Sun Ra
As a living, breathing science-fiction movie, Sun Ra was continually espousing far-out doctrines describing interplanetary utopias for the struggling black masses on Earth. Picking up threads of Egyptology, Freemasonry and the Underground Railroad and mythologies from Atlantis to Urantia, Sun Ra moved well past the role of jazz musician and became something of -- to use Ra-speak -- an omniversal tone prophet. From his start in Chicago gin joints in the '40s through his work as a session musician and continuing through the groundbreaking avant-garde approach of his Arkestra, as time went on, Sun Ra's musical vision became less about individual creative expression and more a direct result of a Saturn-by-way-of-the-ghetto worldview. Two recent DVDs -- 1959's "The Cry of Jazz" (Atavistic/MVD) and 1974's "Space Is the Place" (Plexifilm) -- document mileposts on that journey, while easily demonstrating just how completely special Sun Ra's place was in the jazz pantheon.
Clocking in at just under 35 minutes, "The Cry of Jazz" wasn't so much a documentary or performance piece as were many similarly titled "jazz" movies of the era. Rather, Edward Bland's film attempts to wedge the outerplanetary skronk of the Arkestra into the jazz fork between "then" and "now." In fact, Bland explicitly calls for "the death of jazz," and obviously sees what Sun Ra is doing as a clarion for the end of the smiling and shuffling of the Dixieland revival and bebop eras, with an eye toward a fiery, revolutionary future of black music. Sun Ra obviously agreed.

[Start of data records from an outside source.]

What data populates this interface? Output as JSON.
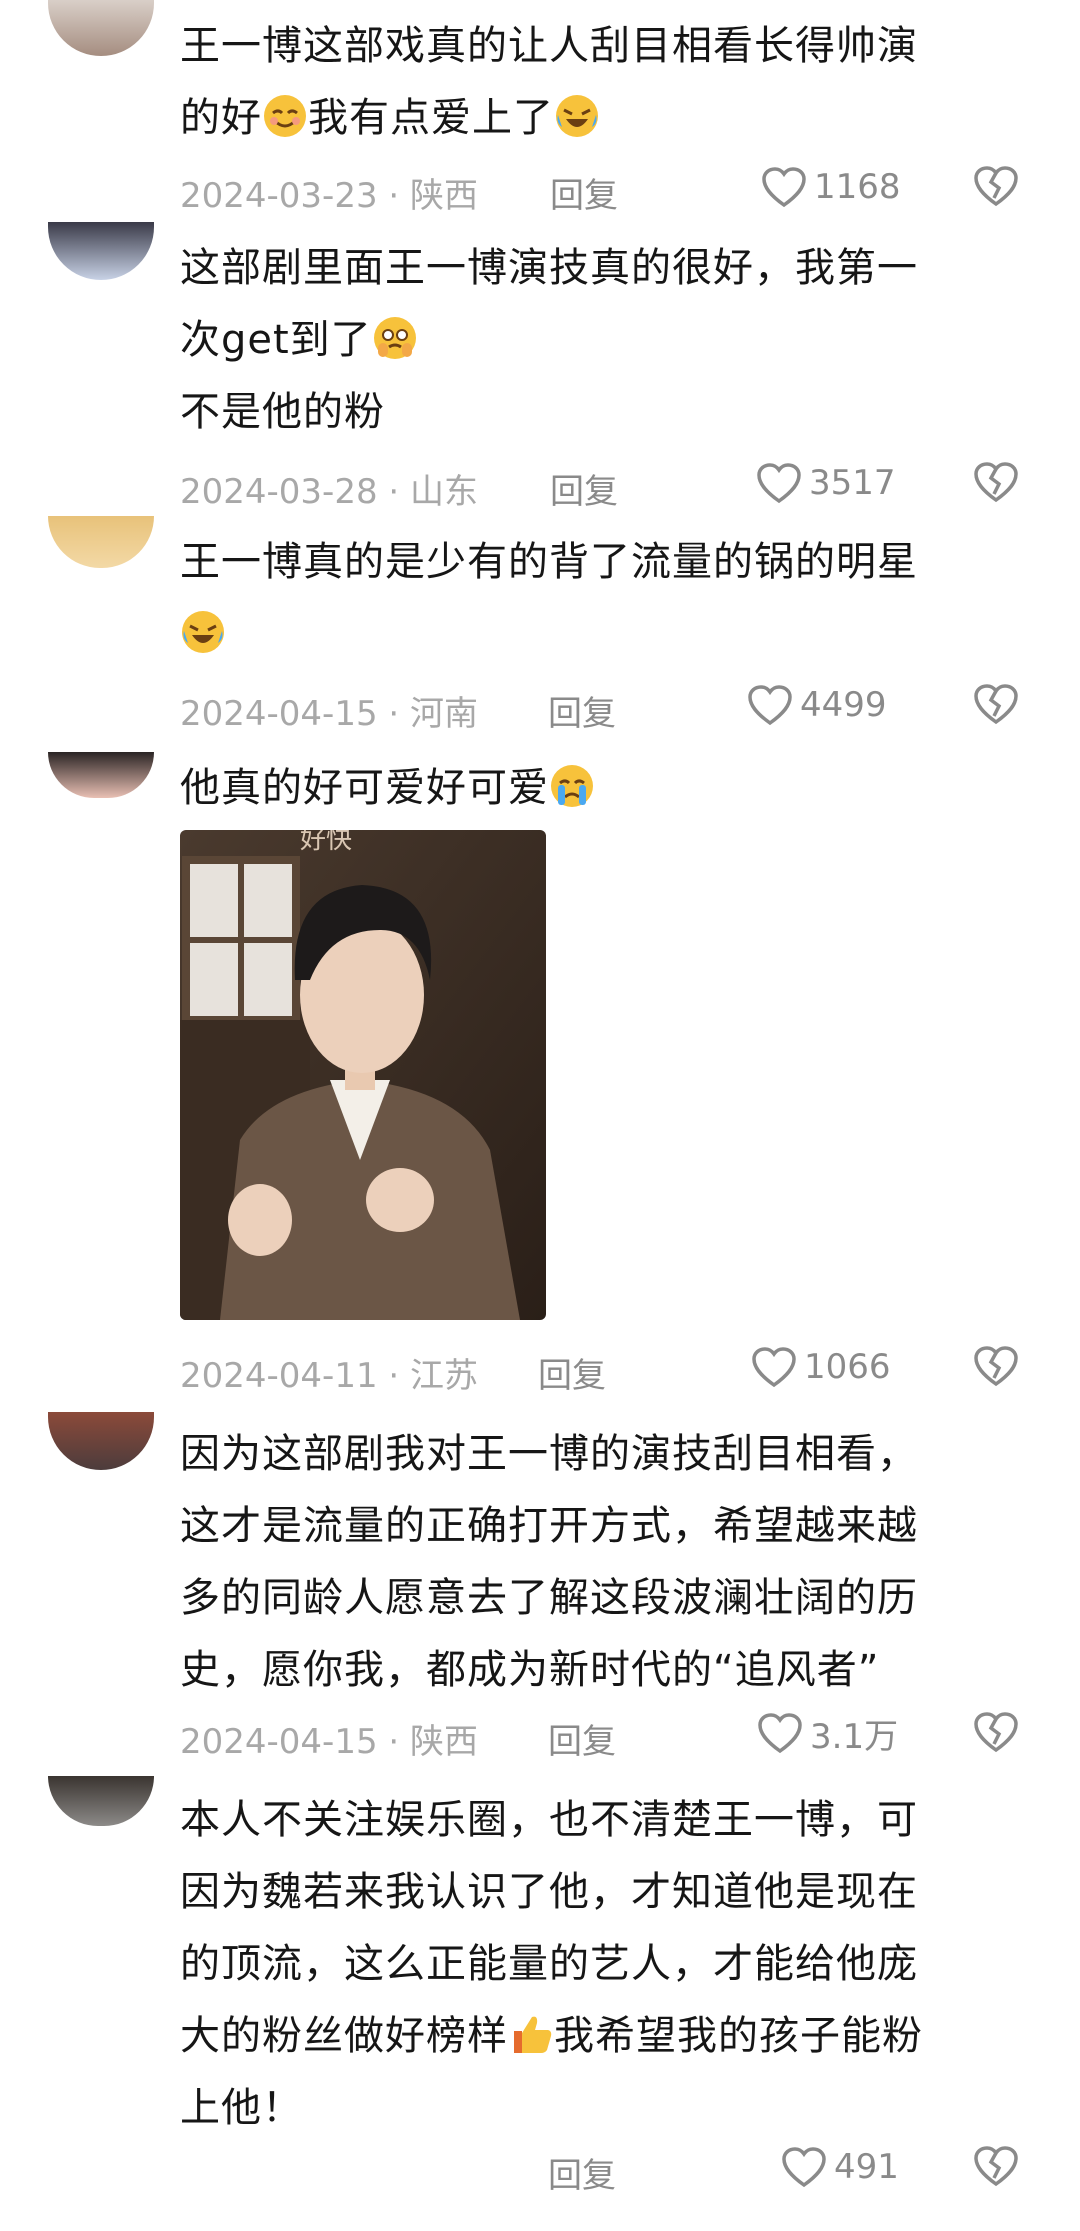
{
  "comments": [
    {
      "text_before": "王一博这部戏真的让人刮目相看长得帅演\n的好",
      "text_mid": "我有点爱上了",
      "date": "2024-03-23",
      "location": "陕西",
      "reply": "回复",
      "likes": "1168",
      "emoji1": "smiling-face-icon",
      "emoji2": "crying-laughing-face-icon"
    },
    {
      "text_before": "这部剧里面王一博演技真的很好，我第一\n次get到了",
      "text_after": "\n不是他的粉",
      "date": "2024-03-28",
      "location": "山东",
      "reply": "回复",
      "likes": "3517",
      "emoji1": "holding-back-tears-face-icon"
    },
    {
      "text_before": "王一博真的是少有的背了流量的锅的明星\n",
      "date": "2024-04-15",
      "location": "河南",
      "reply": "回复",
      "likes": "4499",
      "emoji1": "crying-laughing-face-icon"
    },
    {
      "text_before": "他真的好可爱好可爱",
      "date": "2024-04-11",
      "location": "江苏",
      "reply": "回复",
      "likes": "1066",
      "emoji1": "crying-face-icon",
      "image_label": "好快"
    },
    {
      "text_before": "因为这部剧我对王一博的演技刮目相看，\n这才是流量的正确打开方式，希望越来越\n多的同龄人愿意去了解这段波澜壮阔的历\n史，愿你我，都成为新时代的“追风者”",
      "date": "2024-04-15",
      "location": "陕西",
      "reply": "回复",
      "likes": "3.1万"
    },
    {
      "text_before": "本人不关注娱乐圈，也不清楚王一博，可\n因为魏若来我认识了他，才知道他是现在\n的顶流，这么正能量的艺人，才能给他庞\n大的粉丝做好榜样",
      "text_mid": "我希望我的孩子能粉\n上他！",
      "reply": "回复",
      "likes": "491",
      "emoji1": "thumbs-up-icon"
    }
  ],
  "colors": {
    "text": "#161616",
    "meta": "#a8a8a8",
    "icon": "#8a8a8a"
  }
}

Filmed near the end of his "Chicago period" (the Arkestra tentatively gelled in Chicago, turning into a full-fledged jazz commune upon moving to Philadelphia shortly after this footage was shot), "The Cry of Jazz" documents a transition period for the Arkestra, as the music they were making was going exponentially further and further out. This methodology dovetailed neatly with Bland's revolution-minded propaganda, as their sound was blowing tradition out of the water in the same way that the civil-rights movement was attempting to disassemble 200 years of "tradition." Sadly, Bland's treatment gets in the way of itself, and "The Cry of Jazz," despite strong performances, is a bit of a muddle thematically. Nonetheless, as a rare visual document of the Arkestra's infancy, it's priceless.
Fast forward 12 years. After a decade-plus in Philadelphia, Ra and the Arkestra were beckoned to Oakland by, of all people, Bobby Seale and the Black Panthers. They were given a place to live and Ra got a teaching gig at Berkeley. Obviously, Seale had caught on to the pro-black resonance within all of Ra's sci-fi freakiness, and the Arkestra -- a coalition of self-sufficient, semimagical black musicians -- was the perfect house band for the Revolution. But reality caught up after a couple of years: External pressures fractured the Panthers, Sonny lost his teaching job and less than two years after arriving in Oakland, the Arkestra was headed back to Philadelphia. Before they left, though, director John Coney caught Sun Ra's ear and the plans were hatched for "Space Is the Place," a psychedelic, sci-fi, ontologically enhanced blaxploitation flick.
For all of his theories, theologies, theosophies and philosophies, it was none too surprising that Sun Ra was interested in making a movie that visually interpreted his ideas, and, in broad strokes, the plotline of "Space Is the Place" does just that. Having penned scores of poems and "cosmic equations" outlining his worldview, a movie could only explain so much -- a low-budget movie even less -- but Coney managed to cram quite a bit into the 82-minute production (this new DVD restores 19 minutes excised from an earlier release): spaceships fueled by the power of music, government conspiracies, revolutionary tactics, a Biblical exodus and, most tellingly, a black pimp who's the real enemy. Sun Ra always identified "blackness" as a position of divine authority, a belief fostered from Egyptology and bolstered by the alien cosmology of Elijah Muhammad; accordingly, he had nothing but pity for terrestrial black men beholden to drugs and crime and nothing but contempt for the terrestrial black men who perpetuated those weaknesses. "The Overseer" (the pimp in "SITP") is worse than the plantation hand for which he was named and the devil he represents. It's a simplistic metaphor demanding black self-empowerment in a way that's far more sententious than a raised fist and, for all the cheap effects and musicianly acting that threatens to derail the film, the Overseer is an unforgettable icon.
Of course, it's easy to read a lot into "Space Is the Place," because Sun Ra put a lot in it to read. Each line of dialogue is dense with multiple meanings, much of it inscrutable. However, the overwhelming positivity of the film is hard to escape, and even today, it's less a film about a revolutionary musician than it is a musician's film about a revolution. The same problems are there and, if Sun Ra was still alive, he'd insist the same solution is too.